Ce phénomène, d’abord perçu comme un simple retard optique, devient un terrain d’expérimentation fécond dans l’histoire de l’art.
De la décomposition du mouvement à l’accumulation d’images, la persistance rétinienne cesse d’être un effet physiologique pour devenir une question plastique : comment une image survit-elle à sa propre disparition ?
Origines scientifiques et illusions visuelles
La persistance rétinienne, théorisée au XIXe siècle, révèle une faille dans notre perception du temps. L’image ne s’évanouit pas instantanément, elle laisse une empreinte fugace qui trompe l’œil. C’est sur ce principe que reposent les phénakistiscopes et zootropes, ancêtres du cinéma : en superposant des images fixes, ils créent l’illusion du mouvement.

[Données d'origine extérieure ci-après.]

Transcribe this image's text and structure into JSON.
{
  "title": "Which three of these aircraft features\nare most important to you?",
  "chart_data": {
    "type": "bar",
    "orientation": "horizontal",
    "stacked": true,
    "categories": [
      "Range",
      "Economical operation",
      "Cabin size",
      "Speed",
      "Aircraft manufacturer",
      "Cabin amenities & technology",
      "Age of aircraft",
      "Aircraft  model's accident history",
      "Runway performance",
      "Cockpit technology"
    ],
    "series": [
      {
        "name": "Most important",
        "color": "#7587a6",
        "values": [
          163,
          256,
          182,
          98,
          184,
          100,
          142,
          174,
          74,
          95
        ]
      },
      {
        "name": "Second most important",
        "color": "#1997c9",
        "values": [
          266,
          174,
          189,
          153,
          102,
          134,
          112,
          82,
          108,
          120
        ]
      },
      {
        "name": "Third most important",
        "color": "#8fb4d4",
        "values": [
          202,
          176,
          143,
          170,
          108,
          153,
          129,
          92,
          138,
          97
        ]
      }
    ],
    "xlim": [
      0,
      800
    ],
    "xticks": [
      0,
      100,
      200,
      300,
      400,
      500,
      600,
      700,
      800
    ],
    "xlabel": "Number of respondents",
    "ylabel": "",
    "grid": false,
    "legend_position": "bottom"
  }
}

Muybridge et Marey s’emparent de cette faille pour analyser la locomotion. Leur travail ne se limite pas à la science : il ouvre la voie à une nouvelle compréhension du mouvement dans l’art et le cinéma, influençant directement les avant-gardes du XXe siècle, de l'orphisme de Duchamp au cinéma expérimental de Stan Brakhage. Décomposer un galop, fragmenter un saut, ce n’est pas seulement capturer l’instant, c’est démontrer que l’œil ne voit jamais qu’une somme d’illusions. L’art va reprendre cette question, non plus pour animer, mais pour interroger ce qui demeure entre les images.
Exemples :
Le zootrope de William George Horner (1834)
Études photographiques d’Eadweard Muybridge (1878)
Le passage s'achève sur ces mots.